Research
Glenn Spinelli, Assistant Professor of Geophysics

Marine Hydrogeology
     In ocean crust, fluid flow between the basaltic basement aquifer and the ocean is an important control on heat transport, solute transport, and alteration of the crust. As sediments gradually accumulate on oceanic crust, they change the nature of fluid circulation within the basement aquifer. My interests in marine hydrogeology include fluid and heat circulation patterns in ocean crust, permeability evolution of ocean crust, and fluid and heat flow through seafloor sediments. I have modeled fluid and heat flow in the Nankai Trough subduction zone (southern Japan), the subduction zone offshore Costa Rica, and on the flank of the Juan de Fuca Ridge (offshore British Columbia and Washington).

     As ocean crust subducts, fluid circulation within it is an important control on subduction zone temperature. One of my former M.S. students (Troy Kummer, graduated 2008) studied the evolution of hydrothermal circulation in subducting crust. In this study, we examined some general aspects of fluid and heat circulation in subducting crust -- including, how far into a subduction zone that circulation in the ocean crust aquifer can persist, and the thermal consequences of that circulation. Following on this work, I have been examining fluid and heat circulation in the Nankai Trough subduction zone and I will be examining the potential for fluid circulation in the ocean crust aquifer to affect temperatures in the Cascadia subduction zone.

In fall 2009, I will be offshore Japan on the Chikyu (above) as part of an Integrated Ocean Drilling Program expedition. I will be determining the thermal state of the Nankai Trough subduction zone and examining sediment cementation & deformation.

Sedimentology/sediment physical properties
     Variations in sediment type and porosity can lead to large differences in sediment permeability. My previous sediment oriented studies range from determining sedimentation patterns on the northern California margin from reflection seismic data to laboratory consolidation and permeability testing of sediments from San Francisco Bay, the Juan de Fuca Ridge flank, and the Congo Fan.

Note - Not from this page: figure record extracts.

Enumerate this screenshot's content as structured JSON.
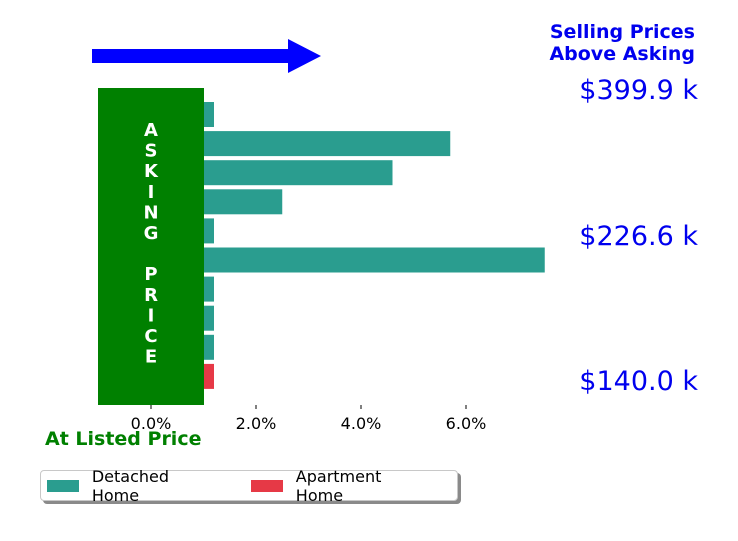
{
  "chart_data": {
    "type": "bar",
    "orientation": "horizontal",
    "title": "",
    "xlabel": "",
    "ylabel": "",
    "xlim": [
      -1.0,
      7.5
    ],
    "x_ticks": [
      0,
      2,
      4,
      6
    ],
    "x_tick_labels": [
      "0.0%",
      "2.0%",
      "4.0%",
      "6.0%"
    ],
    "grid": false,
    "legend_position": "bottom-left",
    "bars": [
      {
        "series": "Detached Home",
        "value": 1.2
      },
      {
        "series": "Detached Home",
        "value": 5.7
      },
      {
        "series": "Detached Home",
        "value": 4.6
      },
      {
        "series": "Detached Home",
        "value": 2.5
      },
      {
        "series": "Detached Home",
        "value": 1.2
      },
      {
        "series": "Detached Home",
        "value": 7.5
      },
      {
        "series": "Detached Home",
        "value": 1.2
      },
      {
        "series": "Detached Home",
        "value": 1.2
      },
      {
        "series": "Detached Home",
        "value": 1.2
      },
      {
        "series": "Apartment Home",
        "value": 1.2
      }
    ],
    "series": [
      {
        "name": "Detached Home",
        "color": "#2a9d8f"
      },
      {
        "name": "Apartment Home",
        "color": "#e63946"
      }
    ],
    "annotations": {
      "top_label_lines": [
        "Selling Prices",
        "Above Asking"
      ],
      "price_labels": [
        "$399.9 k",
        "$226.6 k",
        "$140.0 k"
      ],
      "asking_box_letters": [
        "A",
        "S",
        "K",
        "I",
        "N",
        "G",
        "",
        "P",
        "R",
        "I",
        "C",
        "E"
      ],
      "bottom_label": "At Listed Price"
    },
    "colors": {
      "arrow": "#0000ff",
      "asking_box": "#008000",
      "annotation_blue": "#0000ee",
      "annotation_green": "#008000"
    },
    "icons": {
      "arrow": "right-arrow-icon"
    }
  }
}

     My most recent work in this area examines the thermal, diagenetic, and consolidation history of sediment approaching the Nankai Trough subduction zone off Japan. I am currently working with M.S. student Russell White, examining opal cementation of hemipelagic sediment on the Nankai margin. In the fall of 2009, I plan to sail on an IODP expedition to examine the thermal state of the Nankai Trough subduction zone and cementation/deformation of sediment approaching and entering the subduction zone.

Groundwater-surface water interactions/fluid flow through sediments
     Interactions between groundwater and surface water can affect fluid chemistry and chemical alteration of aquifer material. The groundwater seepage can be a source of fresh water to estuaries, lakes, rivers, and coastal environments; it can also transport nutrients and contaminants from aquifers or bottom sediments to surface waters. In San Francisco Bay, I have examined the potential importance of groundwater seepage transporting dissolved metals from sediments to overlying surface waters.

Above: Collecting and sampling a sediment core from San Francisco Bay to determine groundwater seepage rates. In both pictures, I'm on the left, Geoff Wheat (the geochemist working with us on the project) is on the right.